AVIS
AU PEUPLE
SUR SA SANTÉ,
OU
TRAITÉ DES MALADIES
LES PLUS FRÉQUENTES,

Par M. Tissot, Médecin, Membre des Sociétés de Londres & de Bâle.

Nouvelle Éditon, augmentée de la Description & de la Cure de plusieurs Maladies, & principalement de celles qui demandent de prompts secours.

Ouvrage composé en faveur des Habitans de la Campagne, du Peuple des Villes, & de tous ceux qui ne peuvent avoir facilement les conseils des Médecins.

A PARIS,
AUX DÉPENS DE P. F. DIDOT LE JEUNE,
Quai des Augustins, à S. Augustin.

M. DCC. LXII.
Avec Approbation, & Privilege du Roi.

Se vend à Bordeaux, chez Louis-Guillaume Labottiere, Libraire, ruë St. Pierre, vis-à-vis le Puits de la Samaritaine.

A MONSIEUR
LE MARQUIS
DE MIRABEAU,
L'AMI DES HOMMES.

MONSIEUR,

Le motif qui vous a fait publier tant de vues & de réflexions sages & utiles sur la population (l'amour pour l'humanité) a engagé M. Tissot à composer cet Ouvrage, afin de diminuer l'effet d'une des principales causes de la dépopulation, qui est le mauvais traitement des maladies du Peuple.
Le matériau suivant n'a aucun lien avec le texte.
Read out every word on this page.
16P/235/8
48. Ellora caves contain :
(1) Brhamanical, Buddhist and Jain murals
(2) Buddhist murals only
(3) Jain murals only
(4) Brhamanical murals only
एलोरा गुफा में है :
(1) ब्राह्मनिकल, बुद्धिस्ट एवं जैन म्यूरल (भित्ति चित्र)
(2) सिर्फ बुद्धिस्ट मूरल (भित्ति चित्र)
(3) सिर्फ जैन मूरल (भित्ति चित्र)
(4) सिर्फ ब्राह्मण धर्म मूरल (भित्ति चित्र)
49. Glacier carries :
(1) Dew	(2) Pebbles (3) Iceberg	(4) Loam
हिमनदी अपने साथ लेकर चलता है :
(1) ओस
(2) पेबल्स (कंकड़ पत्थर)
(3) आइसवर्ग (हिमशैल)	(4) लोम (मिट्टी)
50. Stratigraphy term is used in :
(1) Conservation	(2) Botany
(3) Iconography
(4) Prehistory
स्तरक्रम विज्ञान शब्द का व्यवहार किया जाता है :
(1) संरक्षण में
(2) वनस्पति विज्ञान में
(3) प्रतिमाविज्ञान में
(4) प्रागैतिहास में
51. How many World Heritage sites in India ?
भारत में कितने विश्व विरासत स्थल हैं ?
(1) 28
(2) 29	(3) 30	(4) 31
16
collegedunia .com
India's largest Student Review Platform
Le desir que j'ai que mes Compatriotes participent à la grande utilité de ce Livre, connu par plusieurs éditions & traductions en différens Pays, m'a porté à en conseiller la réimpression, & à y faire les changemens & additions nécessaires, pour qu'il soit d'un usage plus général. Je vous en fais hommage, MONSIEUR, & je vous prie de recevoir ce témoignage du profond respect que j'ai pour l'Ami des Hommes.

J'ai l'honneur d'être,

MONSIEUR,

Votre très humble serviteur,
***.

A MONSIEUR
TISSOT.

MONSIEUR,

Dès le moment de ma naissance, chacun de mes jours a été marqué par les bienfaits du meilleur des Peres, & m'a donné lieu de benir la Providence, qui m'a fait votre fils, & celui de la plus tendre des Meres.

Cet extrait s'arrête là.